C’est à l’instant précis où Élise, qui se débarrassait de ses derniers remparts vestimentaires, apparaissait enfin nue à mes regards concupiscents que le drame éclata.

Nous n’avions pas vu notre hôte se glisser subrepticement sous la porte. Il jaillit entre nous deux comme un diable de son coffret. Élise poussa un grand cri en s’écroulant sur le parquet. J’empoignai le Martien pour l’étrangler. Il glissa entre mes doigts et fila par le mince interstice entre le battant et le sol après s’être aplati comme une vulgaire crêpe.

Furieux, j’empoignai le réveil et me précipitai à sa poursuite. Il était encore sur le palier où il achevait de reconstituer sa silhouette initiale lorsque j’ouvris la porte. Le réveil rebondit sur son corps sans lui causer le moindre mal. Au contraire. Il répliqua à coup de clochettes fêlées. C’en était trop.

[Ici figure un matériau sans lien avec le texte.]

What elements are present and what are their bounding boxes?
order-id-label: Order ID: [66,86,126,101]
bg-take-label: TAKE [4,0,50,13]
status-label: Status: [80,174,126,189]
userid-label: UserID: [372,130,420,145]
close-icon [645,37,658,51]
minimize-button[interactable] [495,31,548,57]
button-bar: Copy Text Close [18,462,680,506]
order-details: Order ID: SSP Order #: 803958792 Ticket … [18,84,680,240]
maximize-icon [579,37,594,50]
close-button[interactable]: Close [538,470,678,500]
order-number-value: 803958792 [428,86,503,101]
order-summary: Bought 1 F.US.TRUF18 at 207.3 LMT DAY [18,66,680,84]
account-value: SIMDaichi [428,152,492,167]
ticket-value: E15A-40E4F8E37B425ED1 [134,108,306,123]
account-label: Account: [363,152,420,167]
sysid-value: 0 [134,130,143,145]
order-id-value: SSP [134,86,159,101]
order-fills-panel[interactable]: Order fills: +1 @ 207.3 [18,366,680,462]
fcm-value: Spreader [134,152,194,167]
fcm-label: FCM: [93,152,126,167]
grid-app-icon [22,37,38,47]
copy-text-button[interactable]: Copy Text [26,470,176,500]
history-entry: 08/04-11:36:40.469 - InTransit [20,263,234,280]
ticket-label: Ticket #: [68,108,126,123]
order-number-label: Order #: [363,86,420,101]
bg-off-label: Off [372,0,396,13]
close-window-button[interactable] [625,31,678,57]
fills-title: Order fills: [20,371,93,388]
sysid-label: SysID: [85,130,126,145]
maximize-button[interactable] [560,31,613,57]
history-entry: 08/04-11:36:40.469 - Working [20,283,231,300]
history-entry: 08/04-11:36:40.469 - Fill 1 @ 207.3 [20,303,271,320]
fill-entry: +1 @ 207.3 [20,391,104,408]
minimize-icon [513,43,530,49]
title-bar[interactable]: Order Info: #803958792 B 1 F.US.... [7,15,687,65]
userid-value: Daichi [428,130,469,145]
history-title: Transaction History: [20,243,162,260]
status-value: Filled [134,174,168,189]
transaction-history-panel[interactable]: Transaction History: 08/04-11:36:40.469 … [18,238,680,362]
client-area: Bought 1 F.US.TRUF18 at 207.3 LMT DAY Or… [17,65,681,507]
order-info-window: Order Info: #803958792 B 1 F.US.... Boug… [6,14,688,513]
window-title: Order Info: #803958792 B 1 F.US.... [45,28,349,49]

À droite de l’entrée de la chambre, sur un guéridon, se trouvait un vase avec des roses. J’empoignai le récipient sans songer à le priver de son contenu et l’expédiai de toute la force et l’adresse dont j’étais encore capable à cette heure tardive en direction du contrevenant qui descendait nonchalamment les escaliers.

Alors, pour la première fois, son visage s’éclaira. Ses yeux parurent revivre.

Mais tandis que l’eau ruisselait sur son petit corps monstrueux, il se mit à rapetisser, à rapetisser, jusqu’à devenir un tas de chairs informes qui se mirent à fumer avant de disparaître.

Quelle bonne idée elle avait eue, Élise, de placer des fleurs à cet endroit ! Finalement, j’avais offert à notre ami Martien de dignes funérailles. La conscience en repos, je pus retourner me coucher et m’endormir du sommeil du juste.

Je me suis rarement livré à l’écriture de textes humoristiques, bien que ce soit néanmoins le cas ici. Fredric Brown ou Jacques Sternberg en ont écrits bien avant moi et avec tellement de talent qu’il m’a toujours semblé vain de vouloir les rejoindre. À relire celui-ci, je me suis dit qu’il pourrait néanmoins s’insérer à merveille entre deux nouvelles plus conséquentes afin de proposer un espace de détente. C’est chose faite.

Première parution :

Fanzine Nyarlathotep n° 7 – décembre 1972

 

Autre publication :

Revue Science-Fiction Magazine n° 40 – janvier 2004

 

 

Version revue et corrigée à l’occasion de ce recueil.